President outdoors Ghana Beyond Aid Charter

President Akufo-Addo

President Nana Addo Dankwa Akufo-Addo Wednesday outdoored the Charter on Ghana Beyond Aid, government’s strategic agenda to harness and prudently manage the country’s resources to finance her development without foreign assistance.

“Ghana Beyond Aid is setting our nation on an irreversible pathway of development. With the blessing of the Almighty and our collective effort, we will march boldly from poverty to prosperity so that we can create the Ghana our forefathers envisaged,” he said.

The President said this when he addressed this year’s May Day Parade of unionised workers at the Independence Square in Accra.

The Ghana Beyond Aid Charter, developed by a committee chaired by the Senior Minister, Mr Yaw Osafo-Maafo, gives the roadmap to achieving that vision.

The document details how Ghana can build a prosperous and self-reliant nation to be in control of her economic destiny and favourably and competitively engage the rest of the world through trade and investment.

President Akufo-Addo, at last year’s May Day celebration in Kumasi, promised that he would set up a committee to develop the Charter.

Then in June 2018, he put together the committee with representation from the Ministries of Finance, Employment and Labour Relations, Planning, Monitoring and Evaluation, Local Government and Rural Development, and Information.

Other associations including the Trades Union Congress, Ghana National Association of Teachers, Association of Ghana Industries, Ghana National Chamber of Commerce and Industries, National Union of Ghana Students, and Private Enterprises Federation were also represented on the committee.

The Committee concluded its work and presented the Charter last February to the President at the Jubilee House.

“On behalf of the people of Ghana I wish to thank the Ghana Beyond Aid Committee for the good work done,” the President said.

This year’s May Day was marked under the theme: “Sustainable Pension for all: The Role of Social Partners.”

President Akufo-Addo, who commended the Ghanaian worker, both in the formal and informal sectors for their enduring work and significant contribution towards the country’s development, also rallied them to stay faithful to the Ghanaian enterprise despite the current economic challenges.

He said though development remained the common and collective responsibility and aspiration of all Ghanaians, it was time that the country faced the reality and “ask ourselves the difficult questions.”
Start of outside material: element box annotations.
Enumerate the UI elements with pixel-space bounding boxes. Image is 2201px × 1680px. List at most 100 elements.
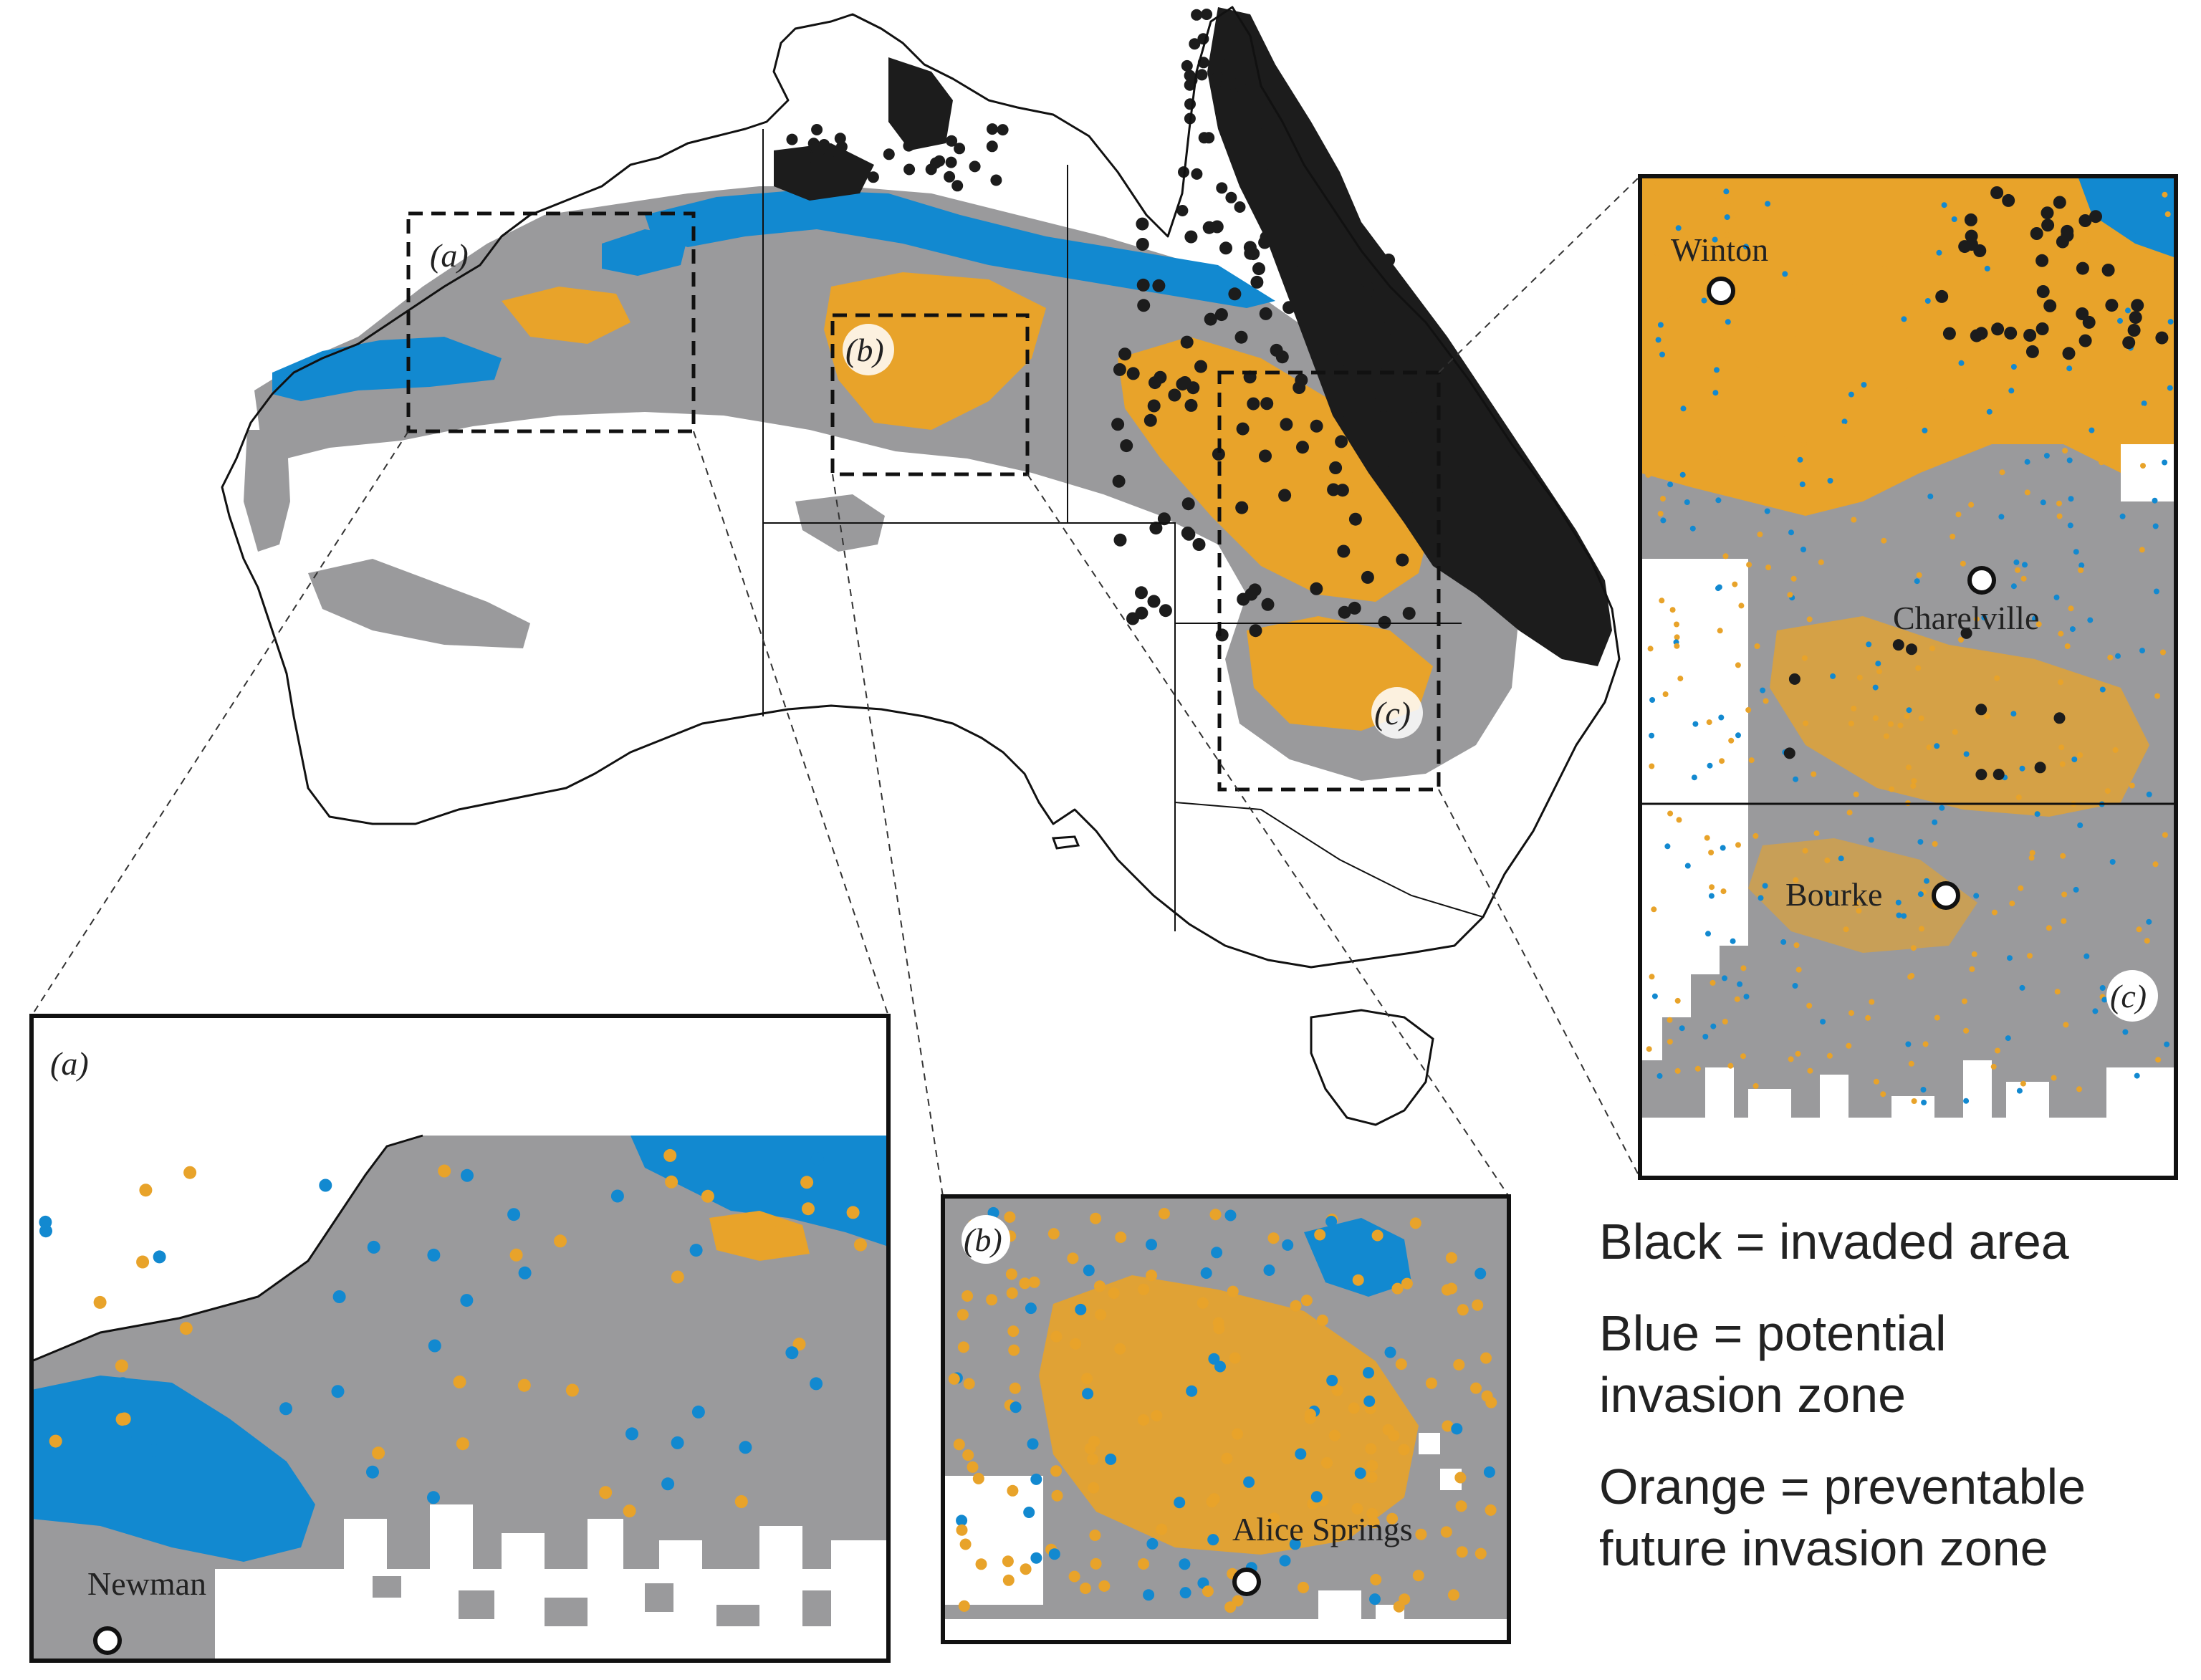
occurrence-point [1363,1395,1376,1407]
occurrence-point [1200,1267,1212,1279]
main-label-c-badge [1371,687,1423,739]
occurrence-point [1861,382,1867,388]
occurrence-point [2164,1041,2170,1047]
occurrence-point [2018,885,2024,891]
occurrence-point [2117,317,2123,324]
legend-blue-line2: invasion zone [1599,1367,1907,1423]
occurrence-point [975,1558,987,1570]
occurrence-point [1848,720,1854,726]
occurrence-point [1004,1211,1016,1223]
occurrence-point [427,1248,441,1262]
invaded-point [850,171,862,183]
occurrence-point [1742,244,1749,250]
occurrence-point [2146,791,2152,797]
occurrence-point [1020,1563,1032,1575]
occurrence-point [1660,496,1666,502]
occurrence-point [1098,1580,1111,1592]
occurrence-point [1752,832,1759,839]
occurrence-point [1115,1232,1127,1243]
occurrence-point [2027,953,2033,959]
occurrence-point [1944,398,1950,404]
invaded-point [1333,323,1346,336]
occurrence-point [2024,459,2030,465]
occurrence-point [785,1346,799,1360]
occurrence-point [2089,427,2095,433]
occurrence-point [1712,390,1719,396]
occurrence-point [153,1250,166,1264]
invaded-point [1136,278,1150,292]
occurrence-point [456,1437,469,1451]
occurrence-point [1409,1217,1421,1229]
occurrence-point [139,1184,153,1197]
potential-patch-kimberley [602,229,688,276]
occurrence-point [1179,1558,1191,1570]
occurrence-point [1735,732,1741,739]
occurrence-point [1654,250,1660,256]
occurrence-point [1070,1338,1082,1350]
occurrence-point [1952,729,1958,735]
invaded-point [1216,182,1228,194]
inset-box-markers [406,211,1441,792]
occurrence-point [2077,822,2083,828]
occurrence-point [1401,1277,1413,1290]
inset-c-label: (c) [2110,978,2147,1014]
occurrence-point [1841,418,1848,425]
occurrence-point [1645,471,1651,478]
inset-c-label-badge [2106,970,2158,1022]
occurrence-point [1008,1344,1020,1356]
occurrence-point [1841,423,1847,430]
invaded-point [2035,254,2049,267]
invaded-point [2035,322,2049,335]
occurrence-point [1159,1208,1170,1219]
invaded-point [1409,481,1422,495]
occurrence-point [1888,721,1894,727]
occurrence-point [1243,1476,1255,1488]
invaded-point [1212,85,1224,97]
occurrence-point [461,1168,474,1182]
occurrence-point [1707,762,1713,769]
invaded-point [1184,98,1196,110]
occurrence-point [1282,1239,1294,1251]
occurrence-point [1790,575,1797,582]
main-label-b-badge [843,324,894,375]
occurrence-point [1795,1050,1801,1057]
occurrence-point [1984,265,1990,272]
occurrence-point [2015,567,2021,573]
occurrence-point [1917,839,1924,845]
invaded-point [969,160,981,173]
occurrence-point [1998,514,2005,520]
invaded-point [1178,376,1191,389]
occurrence-point [1863,297,1869,303]
town-label-newman: Newman [87,1565,206,1602]
occurrence-point [2019,984,2025,991]
occurrence-point [1229,1352,1241,1364]
occurrence-point [319,1179,332,1192]
occurrence-point [1912,404,1918,411]
occurrence-point [1795,966,1802,973]
invaded-point [1219,97,1231,110]
occurrence-point [1788,529,1794,536]
invaded-point [2105,299,2119,312]
occurrence-point [1331,1384,1343,1396]
invaded-point [1399,348,1412,361]
occurrence-point [1474,1267,1487,1280]
occurrence-point [1328,1429,1341,1441]
occurrence-point [1730,271,1736,277]
invaded-point [1382,253,1396,267]
inset-c-border [1638,174,2178,1180]
occurrence-point [1722,1019,1728,1024]
occurrence-point [1895,259,1902,265]
occurrence-point [1971,951,1977,957]
occurrence-point [2020,575,2027,582]
occurrence-point [1138,1283,1150,1295]
occurrence-point [1002,1574,1015,1586]
occurrence-point [1963,751,1970,757]
occurrence-point [1800,547,1806,552]
occurrence-point [962,1290,974,1302]
occurrence-point [93,1295,107,1309]
occurrence-point [1679,471,1686,478]
occurrence-point [1906,764,1912,771]
occurrence-point [1289,1538,1301,1550]
occurrence-point [1787,592,1793,598]
occurrence-point [1667,1039,1673,1045]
“Questions such as; should we continue to pay greater attention on improving the conditions of the few who are in jobs?, or should we concentrate on creating the atmosphere for more jobs to be generated? Must be asked,” the President said.

“I also want to reiterate that the fact that we are all in it together, whether it is in management or government or on the shop floor, the project of our existence succeeds if we work together and pull together.”

“Our nation Ghana, at 62, remains very much a work in progress. A lot of things remain to be done to improve upon the quality of our lives in all three stages – the period of preparation to work, the period during which we work, and the period during which we take a deserved rest from work,” he said.

The President was emphatic that government was working hard on its agenda for economic transformation to provide opportunity for citizens to work, earn higher incomes and contribute better to their pensions.

Acknowledging that there were unresolved issues in the Social Security and National Insurance Trust (SSNIT) and the National Pensions Regulatory Authority (NPRA), he said government was on course to resolving all outstanding pension issues.

President Akufo-Addo disclosed that he had asked the Labour and Employment Minister to liaise with NPRA to bring finality to all outstanding issues on pensions in the next three months.

He further revealed that the Finance Ministry had arranged for payment of GH¢200 million and a bond of GH¢700 million towards the payment of arrears owed SSNIT.

The President urged pension fund managers and trustees to do more to retain the trust of workers, saying; “In as much the same way we should build trust between workers and the new private pension companies, it is equally important that there is trust between the workers and the state established SSNIT.”

Government was also making efforts to rope in more people from the informal sector onto the pension scheme, and was on course to establishing the cocoa farmers’ pension scheme, which would be extended to worker groups in the informal sector, he said.